EASTON, Conn. – Among the tips for writers Michael Palmer offered at Murder 203: The Connecticut Mystery Festival in Easton was that every work of fiction “should be about someone we care about.”
Authors should place character development above plot, he said. “The real reason people read books is because they care about the people, their entanglements, conflicts and feelings of character.”
Palmer, author of medical thrillers and a doctor who trained at Massachusetts General Hospital, discussed some of the characters in his books, including the nurses devoted to mercy killing in “The Sisterhood” and a woman who took a drug that sterilized her without her knowing it in “Side Effects.”
About 100 avid mystery readers and aspiring writers attended Murder 203 on Saturday, an event that has been sponsored by the Easton Public Library and held at Helen Keller Middle School for the past four years.

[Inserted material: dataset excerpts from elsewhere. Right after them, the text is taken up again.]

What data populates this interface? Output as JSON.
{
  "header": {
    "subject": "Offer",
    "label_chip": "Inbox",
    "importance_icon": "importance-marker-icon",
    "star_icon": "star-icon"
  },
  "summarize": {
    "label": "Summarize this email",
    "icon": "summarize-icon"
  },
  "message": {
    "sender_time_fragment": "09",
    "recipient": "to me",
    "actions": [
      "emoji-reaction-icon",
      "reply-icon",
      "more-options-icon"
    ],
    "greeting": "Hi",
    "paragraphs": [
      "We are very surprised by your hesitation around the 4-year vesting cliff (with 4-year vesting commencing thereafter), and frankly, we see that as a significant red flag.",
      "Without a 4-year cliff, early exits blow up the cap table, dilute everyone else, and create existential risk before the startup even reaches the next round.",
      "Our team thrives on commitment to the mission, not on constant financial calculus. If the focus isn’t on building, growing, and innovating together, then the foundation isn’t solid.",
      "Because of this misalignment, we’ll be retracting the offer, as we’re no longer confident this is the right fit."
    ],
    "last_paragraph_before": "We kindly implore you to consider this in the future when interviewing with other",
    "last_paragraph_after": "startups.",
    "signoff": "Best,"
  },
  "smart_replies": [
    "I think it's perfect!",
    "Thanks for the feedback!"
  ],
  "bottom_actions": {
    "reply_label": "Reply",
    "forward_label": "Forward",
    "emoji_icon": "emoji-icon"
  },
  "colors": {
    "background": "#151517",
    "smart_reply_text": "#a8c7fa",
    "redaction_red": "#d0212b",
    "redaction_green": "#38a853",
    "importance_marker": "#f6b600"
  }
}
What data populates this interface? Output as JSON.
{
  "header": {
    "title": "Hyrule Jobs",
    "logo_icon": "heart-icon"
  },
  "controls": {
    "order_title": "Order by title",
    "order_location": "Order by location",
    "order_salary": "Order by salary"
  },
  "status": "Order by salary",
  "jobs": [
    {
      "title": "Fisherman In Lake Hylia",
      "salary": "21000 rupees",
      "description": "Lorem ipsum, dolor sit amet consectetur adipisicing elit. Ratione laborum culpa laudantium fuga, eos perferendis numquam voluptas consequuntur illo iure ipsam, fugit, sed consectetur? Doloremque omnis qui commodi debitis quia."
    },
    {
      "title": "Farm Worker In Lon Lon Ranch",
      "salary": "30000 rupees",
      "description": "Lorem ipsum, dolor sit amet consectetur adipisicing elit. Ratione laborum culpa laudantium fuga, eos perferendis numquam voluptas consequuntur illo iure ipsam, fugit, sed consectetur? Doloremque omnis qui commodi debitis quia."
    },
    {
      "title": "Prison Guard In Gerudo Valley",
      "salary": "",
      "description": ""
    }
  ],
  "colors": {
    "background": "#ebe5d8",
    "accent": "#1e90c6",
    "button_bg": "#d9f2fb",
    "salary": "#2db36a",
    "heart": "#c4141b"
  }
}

Ann Newhall of Branford said she began writing a mystery set in England in the 1920s after attending last year’s event. “It’s about what happens when the royal family gets involved in murder and may be called ‘A Windsor Knot,’ ” she said.
“I was motivated to write the book after I left last year’s event, and now I’m motivated to revise it,” she said.
She lauded the interaction with authors that Murder 203 provides. “The writers are really generous. They provide tips on how they do what they do and they treat us like colleagues.”
Rosemary Harris, a Stamford resident whose latest books are “Dead Head” and “Slugfest,” said she was grateful to the Easton Public Library for holding the event.
“Libraries are looking for new writers who don’t get center stage, and Murder 203 is a great selection of newcomers and best-selling authors," she said.
A number of authors appeared at sessions where they discussed their trade and also conducted book signings.
Harris appeared at a session called Silent Treatment: Using Words in Other Ways, in which the authors discussed their use of blogs and other social media to promote their work and build an audience.
Murder 203 continues Sunday with a half-day session that includes workshops and book signings.